Berlin,

Babbel, the online service for language learning, now offers courses in Russian – the first language with non-latin characters to be added to the company’s portfolio. Russian’s cyrillic alphabet is often the first big hurdle for beginners . Babbel solves this issue with the help of a transliteration table and thematically incorporates the entire cyrillic alphabet into a new Russian beginner’s course. Everyday speaking situations like greetings or visiting a restaurant give users a knowledge of Russian they can start using instantly.

Russian is the seventh most common language spoken worldwide, with 275 million speakers. It is no surprise then, that Russian is high on the list of Babbel’s most-requested languages. In order to satisfy these requests, the Babbel team began preparing and implementing the Russian beginner’s course months before its release. The linguists, native speakers and product designers at Babbel faced several problems however: How does one learn the cyrillic alphabet on a latin keyboard? And how can these new letters be conveyed so that they can be used immediately in the context of a conversation?

Barbara Baisi, Project Manager for Russian at Babbel, says, “It was very important to us to convey the 33 characters of the cyrillic alphabet in context so that users immediately practice first words and entire phrases that they can use in daily speaking situations.

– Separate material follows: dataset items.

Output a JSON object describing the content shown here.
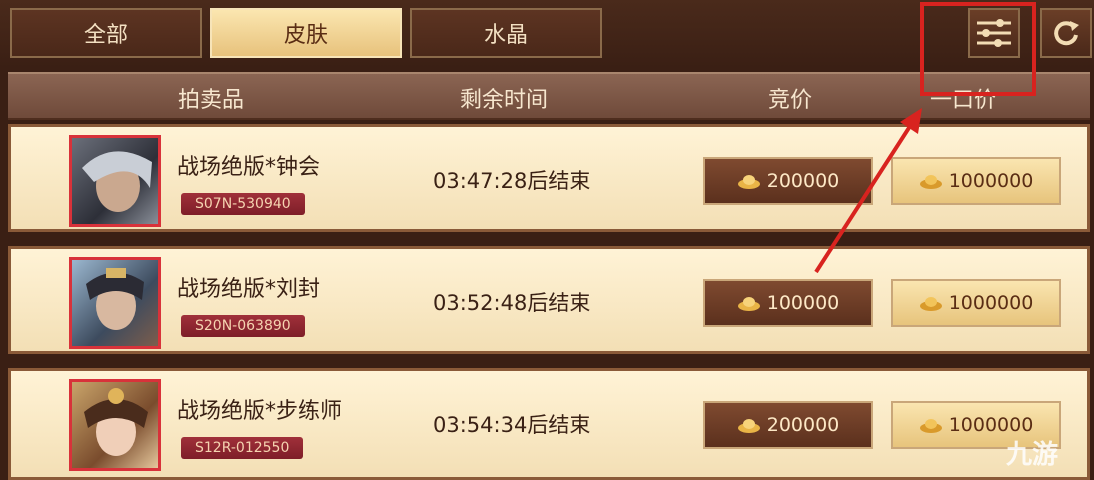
{
  "tabs": [
    {
      "label": "全部"
    },
    {
      "label": "皮肤"
    },
    {
      "label": "水晶"
    }
  ],
  "active_tab": "皮肤",
  "icons": {
    "filter": "filter-sliders-icon",
    "refresh": "refresh-icon",
    "currency": "gold-ingot-icon"
  },
  "columns": {
    "item": "拍卖品",
    "remaining": "剩余时间",
    "bid": "竞价",
    "buyout": "一口价"
  },
  "rows": [
    {
      "name": "战场绝版*钟会",
      "serial": "S07N-530940",
      "time": "03:47:28后结束",
      "bid": "200000",
      "buyout": "1000000"
    },
    {
      "name": "战场绝版*刘封",
      "serial": "S20N-063890",
      "time": "03:52:48后结束",
      "bid": "100000",
      "buyout": "1000000"
    },
    {
      "name": "战场绝版*步练师",
      "serial": "S12R-012550",
      "time": "03:54:34后结束",
      "bid": "200000",
      "buyout": "1000000"
    }
  ],
  "watermark": "九游",
  "colors": {
    "annotation": "#d8231f",
    "bg": "#3a1f14"
  }
}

We were beta testing until the last stages of the course design in order to be sure that learning would be easy and motivating even with a latin keyboard.” The problem of writing with a latin keyboard is solved with the help of a transliteration table. Certain latin letters or letter combinations represent cyrillic characters in Russian (e.g. a = a, n = н and ya= я). Users of the Babbel app have it even easier – they will be shown a cyrillic keyboard on their smartphone or tablet.

When learning Russian, one can quickly see some commonalities with the Germanic languages. Even if the latin and cyrillic alphabets at first seem completely different, six letters resemble each other in both languages (A, E, K, M, O, T). Some Russian words were taken directly from English and vice versa: “tundra” and “mammoth” are just as familiar in English as “computer” and “lounge” are in Russian. Fortunately, Russian does not present some of the difficulties of the German language, such as the articles “der,” “die” and “das”.